Biden's signature climate law includes $369 billion to address climate change including billions in incentives to encourage U.S. companies to build electric vehicles, batteries, solar panels and wind turbines.
France and other European Union nations have raised concern that the American-centric policies could exclude European companies from the U.S. green energy market.
"I think that this is not in line with the rules of the World Trade Organization and that it is not in line with friendship," Macron said this month. The disagreement risks sparking a trade war if the EU were to adopt similar policies boosting European firms.

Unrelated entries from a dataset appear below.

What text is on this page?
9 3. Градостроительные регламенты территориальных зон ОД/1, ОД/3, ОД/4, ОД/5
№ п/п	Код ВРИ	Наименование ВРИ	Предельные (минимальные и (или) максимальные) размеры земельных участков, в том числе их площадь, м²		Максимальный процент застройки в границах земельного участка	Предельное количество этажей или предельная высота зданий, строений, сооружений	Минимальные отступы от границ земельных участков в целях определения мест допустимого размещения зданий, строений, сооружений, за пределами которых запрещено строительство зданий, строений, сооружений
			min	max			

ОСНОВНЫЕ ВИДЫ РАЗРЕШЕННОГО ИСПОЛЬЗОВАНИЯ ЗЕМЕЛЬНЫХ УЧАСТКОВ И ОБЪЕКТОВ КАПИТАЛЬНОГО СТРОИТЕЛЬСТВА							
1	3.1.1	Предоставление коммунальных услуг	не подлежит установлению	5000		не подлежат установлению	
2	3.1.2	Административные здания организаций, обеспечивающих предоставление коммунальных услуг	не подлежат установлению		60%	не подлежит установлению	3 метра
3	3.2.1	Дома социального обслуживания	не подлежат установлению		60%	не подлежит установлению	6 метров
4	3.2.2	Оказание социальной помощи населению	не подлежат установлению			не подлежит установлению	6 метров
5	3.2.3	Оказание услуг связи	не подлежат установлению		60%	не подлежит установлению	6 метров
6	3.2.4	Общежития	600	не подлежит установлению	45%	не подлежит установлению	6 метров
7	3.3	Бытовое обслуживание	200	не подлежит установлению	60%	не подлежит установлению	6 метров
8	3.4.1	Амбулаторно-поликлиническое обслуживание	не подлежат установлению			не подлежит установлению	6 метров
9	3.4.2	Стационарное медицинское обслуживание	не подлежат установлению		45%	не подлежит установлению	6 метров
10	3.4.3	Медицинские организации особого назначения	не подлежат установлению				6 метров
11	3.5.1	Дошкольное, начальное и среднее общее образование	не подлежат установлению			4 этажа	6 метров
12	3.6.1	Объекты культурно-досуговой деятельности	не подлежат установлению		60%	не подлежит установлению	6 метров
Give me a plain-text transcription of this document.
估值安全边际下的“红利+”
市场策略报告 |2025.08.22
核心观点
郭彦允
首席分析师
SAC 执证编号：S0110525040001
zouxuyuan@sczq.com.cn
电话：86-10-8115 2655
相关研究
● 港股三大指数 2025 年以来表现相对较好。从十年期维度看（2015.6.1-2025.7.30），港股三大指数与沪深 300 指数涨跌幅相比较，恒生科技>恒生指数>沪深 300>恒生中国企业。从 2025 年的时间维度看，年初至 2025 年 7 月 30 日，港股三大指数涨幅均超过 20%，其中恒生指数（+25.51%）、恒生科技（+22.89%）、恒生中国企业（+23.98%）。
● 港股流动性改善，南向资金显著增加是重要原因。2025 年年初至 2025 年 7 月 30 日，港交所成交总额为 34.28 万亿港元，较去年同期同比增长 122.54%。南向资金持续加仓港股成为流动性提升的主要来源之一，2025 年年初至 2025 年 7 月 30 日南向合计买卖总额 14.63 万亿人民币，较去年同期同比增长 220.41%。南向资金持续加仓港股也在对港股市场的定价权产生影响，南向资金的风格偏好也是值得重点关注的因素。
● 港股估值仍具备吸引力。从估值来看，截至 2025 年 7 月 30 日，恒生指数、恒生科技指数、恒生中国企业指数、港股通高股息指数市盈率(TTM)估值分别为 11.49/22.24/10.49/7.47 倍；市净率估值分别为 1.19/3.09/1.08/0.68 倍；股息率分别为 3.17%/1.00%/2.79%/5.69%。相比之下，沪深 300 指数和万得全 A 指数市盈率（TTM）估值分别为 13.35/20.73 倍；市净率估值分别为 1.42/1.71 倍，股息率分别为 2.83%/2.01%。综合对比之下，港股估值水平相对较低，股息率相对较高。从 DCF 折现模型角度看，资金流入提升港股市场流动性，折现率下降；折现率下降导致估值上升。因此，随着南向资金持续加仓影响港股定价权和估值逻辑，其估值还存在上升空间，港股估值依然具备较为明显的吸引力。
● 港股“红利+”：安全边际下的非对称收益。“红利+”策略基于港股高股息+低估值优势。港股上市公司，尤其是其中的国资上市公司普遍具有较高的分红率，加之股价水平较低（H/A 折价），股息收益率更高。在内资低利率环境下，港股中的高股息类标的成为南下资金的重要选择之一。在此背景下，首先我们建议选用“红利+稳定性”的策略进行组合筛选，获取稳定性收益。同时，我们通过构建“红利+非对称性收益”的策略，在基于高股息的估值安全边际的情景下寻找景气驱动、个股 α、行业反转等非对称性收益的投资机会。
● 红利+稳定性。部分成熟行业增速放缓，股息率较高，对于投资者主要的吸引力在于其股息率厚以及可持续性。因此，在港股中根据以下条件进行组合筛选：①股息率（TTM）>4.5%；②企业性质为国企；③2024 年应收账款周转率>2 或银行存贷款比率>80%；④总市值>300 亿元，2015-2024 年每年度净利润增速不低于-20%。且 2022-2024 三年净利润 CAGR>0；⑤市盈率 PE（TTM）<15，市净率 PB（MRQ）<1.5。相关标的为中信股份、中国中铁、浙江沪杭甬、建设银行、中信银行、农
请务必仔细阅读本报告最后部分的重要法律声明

Takeaways of a brewing trade war
The Inflation Reduction Act stands as one of Biden's most significant legislative accomplishments for ushering in a record level of climate spending.
The president has staked his economic agenda on creating a new era of American jobs through the rapid expansion toward electric vehicles and clean energy.
It's part of a broader goal for the president to compete with China in sectors in which the U.S. trails. Biden has also pushed to expand the manufacturing of microchips in the U.S. following congressional approval this year of $52 billion in incentives for the semiconductor industry.
Yet the president is finding out that his push for American innovation in the climate sector isn't so popular overseas.
Biden faces a tough task to address the concerns of Macron and other European leaders while keeping the goals of the Inflation Reduction Act intact.
Macron goes to Washington
Macron's meeting on climate and biodiversity with lawmakers included Sens. Chris Coons, D-Del., co-chair of the France Caucus, Joe Manchin, D-W.V., Bill Cassidy, R-La., and James Risch, R-Idaho. He will meet with congressional leaders of both parties Thursday afternoon at the Capitol.
Macron also met with Vice President Kamala Harris on Wednesday at NASA headquarters in a display of the U.S.-French space partnership that goes back more than 60 years.
Macron's visit marks the first official state dinner in the Biden presidency, but it's not the first time Macron has visited the White House for the pageantry. In 2018, then-President Donald Trump hosted Macron for his first state dinner.
Biden's meeting with Macron Thursday will be followed by a joint press conference. The state dinner - a black-tie event that will feature a live performance from singer Jon Batiste - will take place Thursday night.
What they are saying
Macron, addressing the U.S. climate incentives, told lawmakers, "You will perhaps fix your issue, but you will increase my problem," according to AFP News Agency. He suggested that exceptions for European companies could be written into the law.
Discussing climate change more broadly, Macron said France and the U.S. must "deliver together" and announced a summit in Paris this summer to produce "concrete actions."
John Kirby, coordinator for strategic communications at the National Security Council, said the White House has "every expectation" that the Inflation Reduction Act will come up in the Biden-Macron meeting.
"We welcome that conversation," Kirby said, pointing to a U.S.-EU task force the president assembled to explore European concerns. "We believe the IRA does historic things to help help foster our transition to a clean energy, environment and economy. And it's not just a U.S. economic transition. It's a global transition."
Harris, speaking alongside Macron at the NASA headquarters, called France a "vital ally." Regarding space efforts, she said there is "so much potential" to continue to work together.